Ocupó la afición de manera ordenada su localidad y recorrían con la vista el estadio que es su casa y siempre será la de él ya desde antes de aquel lejano pero recordado día en el que, cómo no, la inauguró con un gol. Andaba la afición con un escalofrío metido en la espalda, un escalofrío que hacía asomar lágrimas en unos y necesidad de homenajear al ídolo en todos. Saltaron al campo varios veteranos portando la camiseta con el ocho y el silencio volvió a imponer su ley para dejarse vencer a continuación por las voces entrecortadas. Comenzó el partido que era lo de menos pero seguramente lo de más y se puso por delante el Atleti casi llegando al descanso a pesar de no estar mostrando una cara brillante. Fue Villa el que convirtió en esos terrenos en los que los goleadores pisan con paso firme y alzó los brazos al cielo, recordando y volviendo para luego lesionarse, esperemos que levemente. Achuchó el rival, que estaba aunque casi nadie había reparado en él y Diego Costa y Miranda despacharon el partido por si hubiera alguna duda de que un partido así, con todo lo que lo envolvía nunca podría haberse escapado. Aún hubo tiempo para que redebutara el indeciso Diego y pareció que año y medio no es nada redondeando un partido que sabe a liderato en solitario a pesar de ser lo de menos o a lo mejor lo de más.




Marchaba la afición hacia sus casas tras haberse demorado algo más de la cuenta en el estadio, tal vez intentando aprehender un trocito de la noche vivida y guardarlo en un baúl de tesoros de valor incalculable.

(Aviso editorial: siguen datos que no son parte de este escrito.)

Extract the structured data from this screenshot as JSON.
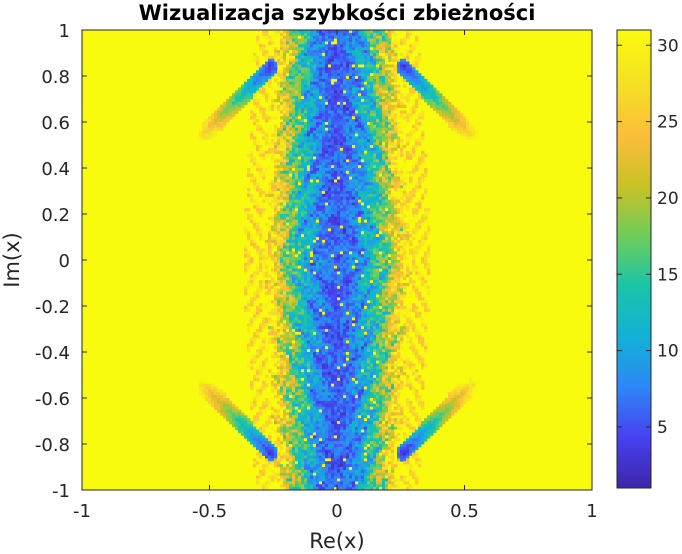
{
  "chart_data": {
    "type": "heatmap",
    "title": "Wizualizacja szybkości zbieżności",
    "xlabel": "Re(x)",
    "ylabel": "Im(x)",
    "xlim": [
      -1,
      1
    ],
    "ylim": [
      -1,
      1
    ],
    "xticks": [
      -1,
      -0.5,
      0,
      0.5,
      1
    ],
    "xtick_labels": [
      "-1",
      "-0.5",
      "0",
      "0.5",
      "1"
    ],
    "yticks": [
      -1,
      -0.8,
      -0.6,
      -0.4,
      -0.2,
      0,
      0.2,
      0.4,
      0.6,
      0.8,
      1
    ],
    "ytick_labels": [
      "-1",
      "-0.8",
      "-0.6",
      "-0.4",
      "-0.2",
      "0",
      "0.2",
      "0.4",
      "0.6",
      "0.8",
      "1"
    ],
    "colorbar": {
      "range": [
        1,
        31
      ],
      "ticks": [
        5,
        10,
        15,
        20,
        25,
        30
      ],
      "tick_labels": [
        "5",
        "10",
        "15",
        "20",
        "25",
        "30"
      ],
      "colormap": "parula"
    },
    "colormap_stops": [
      "#3e26a8",
      "#4741f1",
      "#2e87f7",
      "#12b1d6",
      "#1ac4a8",
      "#6ecd59",
      "#c9c126",
      "#fcbe3c",
      "#f5e024",
      "#f9fb0e"
    ],
    "background_value": 31,
    "features": [
      {
        "name": "central-band",
        "x_halfwidth": 0.3,
        "core_value": 7
      },
      {
        "name": "upper-left-arm",
        "from": [
          -0.26,
          0.84
        ],
        "to": [
          -0.52,
          0.55
        ]
      },
      {
        "name": "upper-right-arm",
        "from": [
          0.26,
          0.84
        ],
        "to": [
          0.52,
          0.55
        ]
      },
      {
        "name": "lower-left-arm",
        "from": [
          -0.26,
          -0.84
        ],
        "to": [
          -0.52,
          -0.55
        ]
      },
      {
        "name": "lower-right-arm",
        "from": [
          0.26,
          -0.84
        ],
        "to": [
          0.52,
          -0.55
        ]
      }
    ]
  }
}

Flotaba de nuevo un silencio reinante y despótico que parecía dirigir los pasos de los aficionados y uno se paró a mirar a sus iguales. Miraba uno a los ojos de la afición y veía agrandarse una leyenda, una enorme y de varios colores pero principalmente de color rojo y blanco. Veía uno también calor, emoción y esa bendita sensación de pertenencia que solo ustedes y yo tenemos el placer de sentir. Se detectaban más cosas en aquellas miradas: nostalgia acompañada del dolor frío del que no se lo espera, reconocimiento a esa irrepetible figura y sobre todo agradecimiento. Sí, todos los ojos gritaban diciendo gracias. Gracias por lo que dejó en el campo y en el banquillo. Gracias por estar cuando nadie quería y no estar cuando no tocaba. Gracias por aquella alegría infinita pero efímera truncada por un alemán de nombre impronunciable. Gracias por saber hacer ver a los jugadores que detrás de ellos había varios miles que tocaron el cielo en noches como aquella. Gracias por vencer al dragón de los cuartos de final. Gracias por existir y haber sido de los nuestros.